Compensation Philosophy Development

Elena Mason, CEO

A compensation philosophy is one of the most powerful statements an organization can have. It dictates the strategy for how salaries are to be administered and governed. Compensation philosophies are intentions leaders make, sometimes as a direct result of an external wage study, but often because of intervening factors like funding restrictions, fierce competition for talents, or cultural influences. They are the basis for rewarding comparable compensation for jobs with comparable responsibilities, knowledge requirements and market demands.

The first step in developing a compensation philosophy is to make peace with the fact that a written intent must be present for an organization's compensation strategy to see success. In every project engagement, PGN HR's consultants use compensation philosophy to guide their actions on data collection, data analysis, financial impact analysis, reporting, and providing actionable recommendations.

We assess our clients' posture in terms of current reality versus organizational objectives. We discuss factors our clients consider compensable and critical, which can include education, experience, complexity, authority, job responsibilities, time in job, and employee performance.

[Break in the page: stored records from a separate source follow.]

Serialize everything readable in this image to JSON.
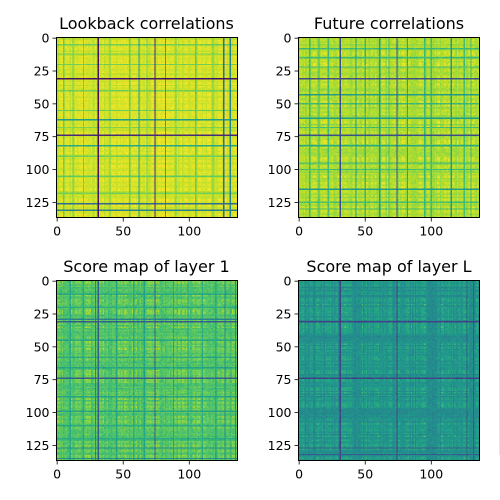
{
  "chart_data": [
    {
      "type": "heatmap",
      "title": "Lookback correlations",
      "xlim": [
        0,
        137
      ],
      "ylim": [
        137,
        0
      ],
      "xticks": [
        0,
        50,
        100
      ],
      "yticks": [
        0,
        25,
        50,
        75,
        100,
        125
      ],
      "colormap": "viridis",
      "value_range": [
        0,
        1
      ],
      "base_value": 0.95,
      "dark_lines": [
        {
          "index": 31,
          "value": 0.05
        },
        {
          "index": 74,
          "value": 0.12
        },
        {
          "index": 62,
          "value": 0.55
        },
        {
          "index": 126,
          "value": 0.35
        },
        {
          "index": 131,
          "value": 0.45
        },
        {
          "index": 82,
          "value": 0.6
        }
      ],
      "medium_lines": [
        5,
        12,
        20,
        40,
        55,
        68,
        90,
        105,
        118
      ],
      "medium_value": 0.78,
      "noise": 0.05
    },
    {
      "type": "heatmap",
      "title": "Future correlations",
      "xlim": [
        0,
        137
      ],
      "ylim": [
        137,
        0
      ],
      "xticks": [
        0,
        50,
        100
      ],
      "yticks": [
        0,
        25,
        50,
        75,
        100,
        125
      ],
      "colormap": "viridis",
      "value_range": [
        0,
        1
      ],
      "base_value": 0.9,
      "dark_lines": [
        {
          "index": 31,
          "value": 0.25
        },
        {
          "index": 74,
          "value": 0.25
        },
        {
          "index": 43,
          "value": 0.55
        },
        {
          "index": 61,
          "value": 0.55
        },
        {
          "index": 82,
          "value": 0.6
        },
        {
          "index": 115,
          "value": 0.55
        }
      ],
      "medium_lines": [
        8,
        15,
        22,
        50,
        68,
        95,
        100,
        125,
        130
      ],
      "medium_value": 0.7,
      "noise": 0.07
    },
    {
      "type": "heatmap",
      "title": "Score map of layer 1",
      "xlim": [
        0,
        137
      ],
      "ylim": [
        137,
        0
      ],
      "xticks": [
        0,
        50,
        100
      ],
      "yticks": [
        0,
        25,
        50,
        75,
        100,
        125
      ],
      "colormap": "viridis",
      "value_range": [
        0,
        1
      ],
      "base_value": 0.78,
      "dark_lines": [
        {
          "index": 31,
          "value": 0.3
        },
        {
          "index": 74,
          "value": 0.3
        },
        {
          "index": 29,
          "value": 0.45
        },
        {
          "index": 127,
          "value": 0.5
        },
        {
          "index": 135,
          "value": 0.5
        }
      ],
      "medium_lines": [
        10,
        20,
        45,
        58,
        66,
        88,
        99,
        110,
        120
      ],
      "medium_value": 0.6,
      "noise": 0.09
    },
    {
      "type": "heatmap",
      "title": "Score map of layer L",
      "xlim": [
        0,
        137
      ],
      "ylim": [
        137,
        0
      ],
      "xticks": [
        0,
        50,
        100
      ],
      "yticks": [
        0,
        25,
        50,
        75,
        100,
        125
      ],
      "colormap": "viridis",
      "value_range": [
        0,
        1
      ],
      "base_value": 0.55,
      "dark_lines": [
        {
          "index": 31,
          "value": 0.2
        },
        {
          "index": 74,
          "value": 0.2
        },
        {
          "index": 127,
          "value": 0.3
        },
        {
          "index": 132,
          "value": 0.3
        }
      ],
      "medium_lines": [
        6,
        18,
        35,
        48,
        60,
        85,
        95,
        108,
        118
      ],
      "medium_value": 0.72,
      "noise": 0.08
    }
  ],
  "colors": {
    "viridis_stops": [
      "#440154",
      "#482878",
      "#3e4989",
      "#31688e",
      "#26828e",
      "#1f9e89",
      "#35b779",
      "#6ece58",
      "#b5de2b",
      "#fde725"
    ]
  }
}
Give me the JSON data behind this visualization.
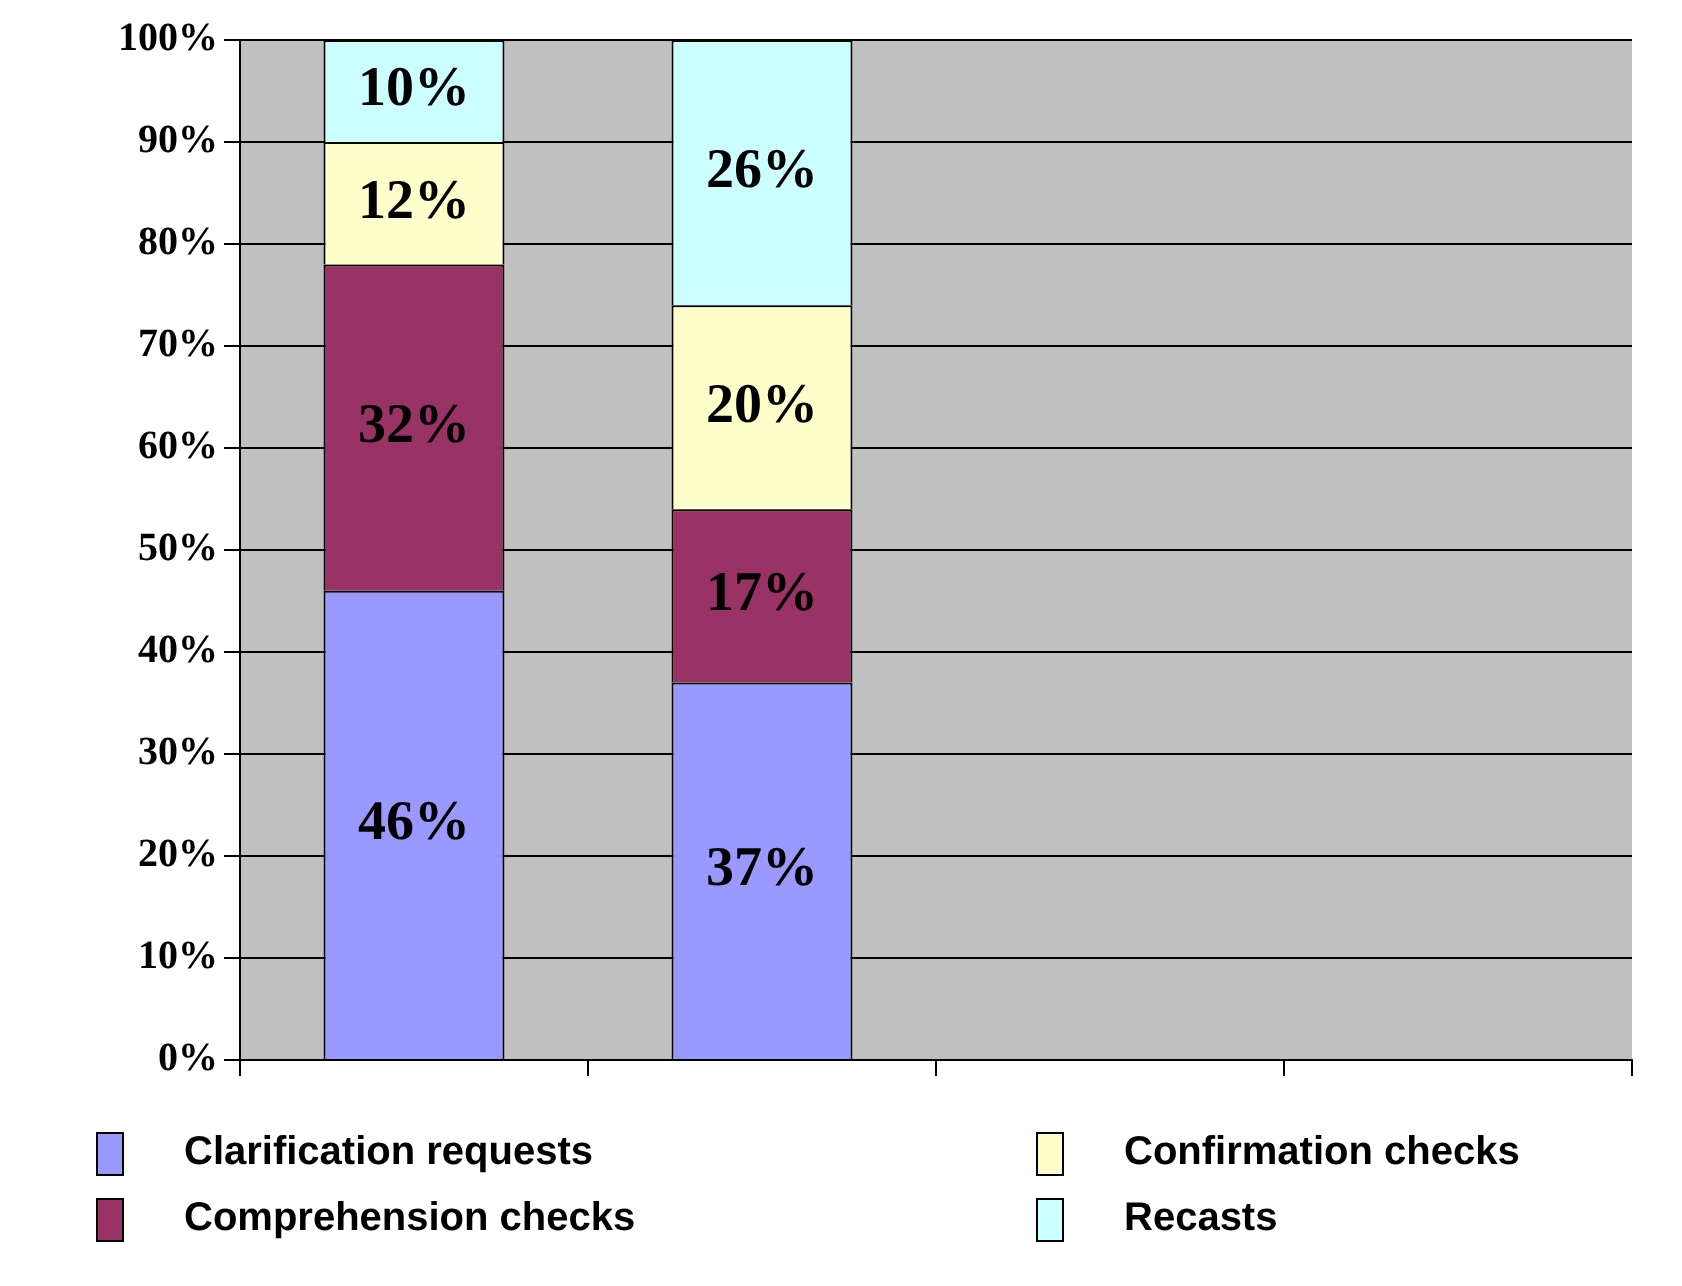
{
  "chart_data": {
    "type": "bar",
    "stacked": true,
    "categories": [
      null,
      null,
      null,
      null
    ],
    "series": [
      {
        "name": "Clarification requests",
        "color": "#9999ff",
        "values": [
          46,
          37,
          null,
          null
        ],
        "value_labels": [
          "46%",
          "37%",
          null,
          null
        ]
      },
      {
        "name": "Comprehension checks",
        "color": "#993366",
        "values": [
          32,
          17,
          null,
          null
        ],
        "value_labels": [
          "32%",
          "17%",
          null,
          null
        ]
      },
      {
        "name": "Confirmation checks",
        "color": "#ffffcc",
        "values": [
          12,
          20,
          null,
          null
        ],
        "value_labels": [
          "12%",
          "20%",
          null,
          null
        ]
      },
      {
        "name": "Recasts",
        "color": "#ccffff",
        "values": [
          10,
          26,
          null,
          null
        ],
        "value_labels": [
          "10%",
          "26%",
          null,
          null
        ]
      }
    ],
    "ylim": [
      0,
      100
    ],
    "yticks": [
      {
        "value": 0,
        "label": "0%"
      },
      {
        "value": 10,
        "label": "10%"
      },
      {
        "value": 20,
        "label": "20%"
      },
      {
        "value": 30,
        "label": "30%"
      },
      {
        "value": 40,
        "label": "40%"
      },
      {
        "value": 50,
        "label": "50%"
      },
      {
        "value": 60,
        "label": "60%"
      },
      {
        "value": 70,
        "label": "70%"
      },
      {
        "value": 80,
        "label": "80%"
      },
      {
        "value": 90,
        "label": "90%"
      },
      {
        "value": 100,
        "label": "100%"
      }
    ],
    "grid": "y",
    "legend": "bottom"
  }
}
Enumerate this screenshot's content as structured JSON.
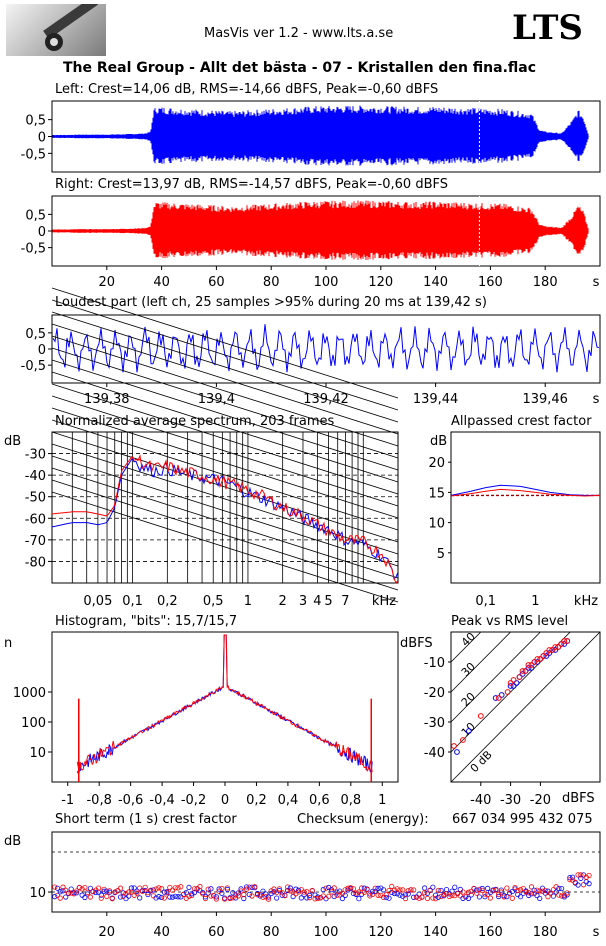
{
  "header": {
    "app_title": "MasVis ver 1.2 - www.lts.a.se",
    "logo_text": "LTS",
    "file_title": "The Real Group - Allt det bästa - 07 - Kristallen den fina.flac"
  },
  "colors": {
    "left": "#0000ff",
    "right": "#ff0000",
    "grid": "#000000",
    "axis": "#000000"
  },
  "chart_data": [
    {
      "id": "left-waveform",
      "type": "area",
      "title": "Left: Crest=14,06 dB, RMS=-14,66 dBFS, Peak=-0,60 dBFS",
      "ylim": [
        -1,
        1
      ],
      "yticks": [
        "0,5",
        "0",
        "-0,5"
      ],
      "xlim": [
        0,
        200
      ],
      "envelope_x": [
        0,
        5,
        10,
        15,
        20,
        25,
        30,
        34,
        36,
        37,
        38,
        45,
        55,
        65,
        75,
        85,
        95,
        105,
        115,
        125,
        135,
        140,
        145,
        155,
        165,
        175,
        178,
        180,
        186,
        190,
        192,
        194,
        196
      ],
      "envelope_y": [
        0.05,
        0.05,
        0.06,
        0.06,
        0.06,
        0.07,
        0.08,
        0.1,
        0.15,
        0.8,
        0.9,
        0.85,
        0.8,
        0.75,
        0.8,
        0.85,
        0.9,
        0.92,
        0.92,
        0.9,
        0.88,
        0.9,
        0.88,
        0.85,
        0.82,
        0.7,
        0.2,
        0.15,
        0.1,
        0.5,
        0.8,
        0.6,
        0.0
      ]
    },
    {
      "id": "right-waveform",
      "type": "area",
      "title": "Right: Crest=13,97 dB, RMS=-14,57 dBFS, Peak=-0,60 dBFS",
      "ylim": [
        -1,
        1
      ],
      "yticks": [
        "0,5",
        "0",
        "-0,5"
      ],
      "xlim": [
        0,
        200
      ],
      "xticks": [
        "20",
        "40",
        "60",
        "80",
        "100",
        "120",
        "140",
        "160",
        "180",
        "s"
      ],
      "envelope_x": [
        0,
        5,
        10,
        15,
        20,
        25,
        30,
        34,
        36,
        37,
        38,
        45,
        55,
        65,
        75,
        85,
        95,
        105,
        115,
        125,
        135,
        140,
        145,
        155,
        165,
        175,
        178,
        180,
        186,
        190,
        192,
        194,
        196
      ],
      "envelope_y": [
        0.05,
        0.05,
        0.06,
        0.06,
        0.06,
        0.07,
        0.08,
        0.1,
        0.15,
        0.8,
        0.88,
        0.85,
        0.8,
        0.75,
        0.8,
        0.85,
        0.9,
        0.92,
        0.92,
        0.9,
        0.88,
        0.9,
        0.88,
        0.85,
        0.82,
        0.7,
        0.2,
        0.15,
        0.1,
        0.5,
        0.8,
        0.6,
        0.0
      ]
    },
    {
      "id": "loudest-part",
      "type": "line",
      "title": "Loudest part (left  ch, 25 samples >95% during 20 ms at 139,42 s)",
      "ylim": [
        -1,
        1
      ],
      "yticks": [
        "0,5",
        "0",
        "-0,5"
      ],
      "xlim": [
        139.37,
        139.47
      ],
      "xticks": [
        "139,38",
        "139,4",
        "139,42",
        "139,44",
        "139,46",
        "s"
      ],
      "xtick_values": [
        139.38,
        139.4,
        139.42,
        139.44,
        139.46
      ]
    },
    {
      "id": "avg-spectrum",
      "type": "line",
      "title": "Normalized average spectrum, 203 frames",
      "ylabel": "dB",
      "ylim": [
        -90,
        -20
      ],
      "yticks": [
        "-30",
        "-40",
        "-50",
        "-60",
        "-70",
        "-80"
      ],
      "ytick_values": [
        -30,
        -40,
        -50,
        -60,
        -70,
        -80
      ],
      "xlim_khz": [
        0.02,
        20
      ],
      "xticks": [
        "0,05",
        "0,1",
        "0,2",
        "0,5",
        "1",
        "2",
        "3",
        "4",
        "5",
        "7",
        "kHz"
      ],
      "xtick_values": [
        0.05,
        0.1,
        0.2,
        0.5,
        1,
        2,
        3,
        4,
        5,
        7
      ],
      "series": [
        {
          "name": "",
          "color": "blue",
          "x": [
            0.02,
            0.03,
            0.04,
            0.05,
            0.06,
            0.07,
            0.08,
            0.1,
            0.12,
            0.15,
            0.2,
            0.3,
            0.4,
            0.5,
            0.7,
            1,
            1.5,
            2,
            3,
            4,
            5,
            7,
            10,
            15,
            20
          ],
          "y": [
            -64,
            -62,
            -62,
            -63,
            -62,
            -55,
            -40,
            -32,
            -36,
            -38,
            -37,
            -40,
            -41,
            -42,
            -44,
            -48,
            -52,
            -55,
            -60,
            -63,
            -65,
            -70,
            -72,
            -78,
            -88
          ]
        },
        {
          "name": "",
          "color": "red",
          "x": [
            0.02,
            0.03,
            0.04,
            0.05,
            0.06,
            0.07,
            0.08,
            0.1,
            0.12,
            0.15,
            0.2,
            0.3,
            0.4,
            0.5,
            0.7,
            1,
            1.5,
            2,
            3,
            4,
            5,
            7,
            10,
            15,
            20
          ],
          "y": [
            -58,
            -57,
            -57,
            -58,
            -59,
            -54,
            -38,
            -31,
            -34,
            -37,
            -36,
            -39,
            -40,
            -42,
            -44,
            -47,
            -51,
            -55,
            -59,
            -63,
            -66,
            -70,
            -71,
            -77,
            -90
          ]
        }
      ]
    },
    {
      "id": "allpassed-crest",
      "type": "line",
      "title": "Allpassed crest factor",
      "ylabel": "dB",
      "ylim": [
        0,
        25
      ],
      "yticks": [
        "20",
        "15",
        "10",
        "5"
      ],
      "ytick_values": [
        20,
        15,
        10,
        5
      ],
      "xticks": [
        "0,1",
        "1",
        "kHz"
      ],
      "xtick_values": [
        0.1,
        1
      ],
      "reference_line": 14.5,
      "series": [
        {
          "name": "",
          "color": "blue",
          "x": [
            0.02,
            0.05,
            0.1,
            0.2,
            0.5,
            1,
            2,
            5,
            10,
            20
          ],
          "y": [
            14.5,
            15.2,
            15.8,
            16.2,
            16.0,
            15.5,
            15.0,
            14.6,
            14.5,
            14.5
          ]
        },
        {
          "name": "",
          "color": "red",
          "x": [
            0.02,
            0.05,
            0.1,
            0.2,
            0.5,
            1,
            2,
            5,
            10,
            20
          ],
          "y": [
            14.4,
            14.8,
            15.2,
            15.5,
            15.3,
            15.0,
            14.7,
            14.5,
            14.4,
            14.5
          ]
        }
      ]
    },
    {
      "id": "histogram",
      "type": "line",
      "title": "Histogram, \"bits\": 15,7/15,7",
      "ylabel": "n",
      "yscale": "log",
      "ylim": [
        1,
        100000
      ],
      "yticks": [
        "1000",
        "100",
        "10"
      ],
      "ytick_values": [
        1000,
        100,
        10
      ],
      "xlim": [
        -1.1,
        1.1
      ],
      "xticks": [
        "-1",
        "-0,8",
        "-0,6",
        "-0,4",
        "-0,2",
        "0",
        "0,2",
        "0,4",
        "0,6",
        "0,8",
        "1"
      ],
      "xtick_values": [
        -1,
        -0.8,
        -0.6,
        -0.4,
        -0.2,
        0,
        0.2,
        0.4,
        0.6,
        0.8,
        1
      ]
    },
    {
      "id": "peak-vs-rms",
      "type": "scatter",
      "title": "Peak vs RMS level",
      "ylabel": "dBFS",
      "xlabel": "dBFS",
      "xlim": [
        -50,
        0
      ],
      "ylim": [
        -50,
        0
      ],
      "yticks": [
        "-10",
        "-20",
        "-30",
        "-40"
      ],
      "ytick_values": [
        -10,
        -20,
        -30,
        -40
      ],
      "xticks": [
        "-40",
        "-30",
        "-20"
      ],
      "xtick_values": [
        -40,
        -30,
        -20
      ],
      "diagonal_labels": [
        "40",
        "30",
        "20",
        "10",
        "0 dB"
      ],
      "diagonal_offsets": [
        40,
        30,
        20,
        10,
        0
      ],
      "series": [
        {
          "name": "",
          "color": "blue",
          "x": [
            -48,
            -44,
            -35,
            -33,
            -30,
            -29,
            -28,
            -27,
            -26,
            -25,
            -24,
            -23,
            -22,
            -21,
            -20,
            -19,
            -18,
            -17,
            -16,
            -15,
            -14,
            -13,
            -12,
            -11
          ],
          "y": [
            -40,
            -33,
            -22,
            -21,
            -18,
            -18,
            -17,
            -15,
            -14,
            -13,
            -12,
            -12,
            -10,
            -10,
            -9,
            -8,
            -8,
            -7,
            -6,
            -6,
            -5,
            -4,
            -4,
            -3
          ]
        },
        {
          "name": "",
          "color": "red",
          "x": [
            -49,
            -46,
            -40,
            -34,
            -31,
            -30,
            -29,
            -27,
            -26,
            -25,
            -24,
            -23,
            -22,
            -21,
            -20,
            -19,
            -18,
            -17,
            -16,
            -15,
            -14,
            -13,
            -12,
            -11
          ],
          "y": [
            -38,
            -36,
            -28,
            -22,
            -20,
            -17,
            -16,
            -15,
            -13,
            -13,
            -11,
            -11,
            -10,
            -9,
            -9,
            -8,
            -7,
            -6,
            -6,
            -5,
            -5,
            -4,
            -3,
            -3
          ]
        }
      ]
    },
    {
      "id": "short-term-crest",
      "type": "scatter",
      "title": "Short term (1 s) crest factor",
      "checksum_label": "Checksum (energy):",
      "checksum_value": "667 034 995 432 075",
      "ylabel": "dB",
      "ylim": [
        5,
        25
      ],
      "yticks": [
        "10"
      ],
      "ytick_values": [
        10
      ],
      "reference_lines": [
        20,
        10
      ],
      "xlim": [
        0,
        200
      ],
      "xticks": [
        "20",
        "40",
        "60",
        "80",
        "100",
        "120",
        "140",
        "160",
        "180",
        "s"
      ],
      "xtick_values": [
        20,
        40,
        60,
        80,
        100,
        120,
        140,
        160,
        180
      ]
    }
  ]
}
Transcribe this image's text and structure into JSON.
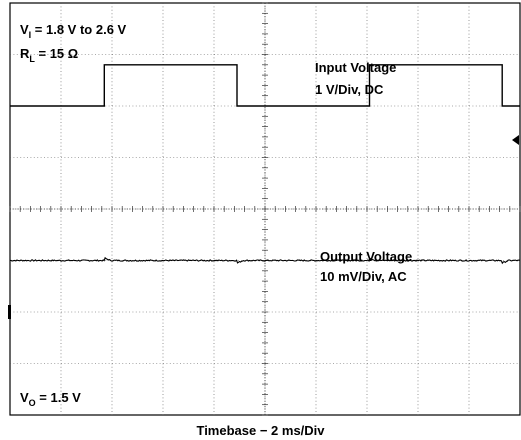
{
  "chart_data": {
    "type": "line",
    "xlabel": "Timebase − 2 ms/Div",
    "ylabel": "",
    "grid": true,
    "divisions": {
      "x": 10,
      "y": 8
    },
    "xlim": [
      0,
      10
    ],
    "ylim": [
      -4,
      4
    ],
    "annotations": {
      "vi_sym": "V",
      "vi_sub": "I",
      "vi_rest": " = 1.8 V to 2.6 V",
      "rl_sym": "R",
      "rl_sub": "L",
      "rl_rest": " = 15 Ω",
      "vo_sym": "V",
      "vo_sub": "O",
      "vo_rest": " = 1.5 V"
    },
    "series": [
      {
        "name": "Input Voltage",
        "scale": "1 V/Div, DC",
        "x": [
          0,
          1.85,
          1.85,
          4.45,
          4.45,
          7.05,
          7.05,
          9.65,
          9.65,
          10
        ],
        "y": [
          2.0,
          2.0,
          2.8,
          2.8,
          2.0,
          2.0,
          2.8,
          2.8,
          2.0,
          2.0
        ]
      },
      {
        "name": "Output Voltage",
        "scale": "10 mV/Div, AC",
        "x": [
          0,
          1.85,
          4.45,
          7.05,
          9.65,
          10
        ],
        "y": [
          -1.0,
          -1.0,
          -1.0,
          -1.0,
          -1.0,
          -1.0
        ]
      }
    ]
  }
}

An Example Of A Compensation Philosophy Explored

If an organization says that their compensation philosophy is to match salaries to the top quartile of the market average, this actually means the focus is to compare salaries against data within 2 standard deviations. This ensures that salaries are competitively similar with the market average 95% of the time. Not 100% of the time. Meaning the comparison is not a one-to-one ratio. Salaries are not compared with the market average at 100%, we take the 95% value of the market average.

Compensation philosophies have strong influence over the end-results of any engagements, particularly in stages where financial impacts and post-roll-out salary equity issues are being discussed.

Policies Affecting Compensation

On another note, policies too affect the end-results of market studies. One particular policy that always creeps up towards the end of the study is the “Policy on Initial Hiring”. Initial hiring policies always confuse clients and consultants alike. Very often, the study analysis will adjust salaries based on the employees’ incumbency in the job. Jobs are then assigned to newly updated salary structures using factors that include “years in position”. But then problems arise when few months down the road, clients try to hire someone and count “years of experience” as creditable item for assigning new hires into the structure at a 1:1 ratio.

This causes compression issues and internal equity problems because now, the new hire will be placed at the same or a much higher rates in the range than the existing incumbent, because clients invariably used years of experience with 1:1 ratio credit. Meaning, a one-year experience outside equates to one-year experience within.

All these issues can actually be addressed in the beginning by proper communication, understanding, and technical guidance for updating or amending policies and practices and of course, developing a compensation philosophy.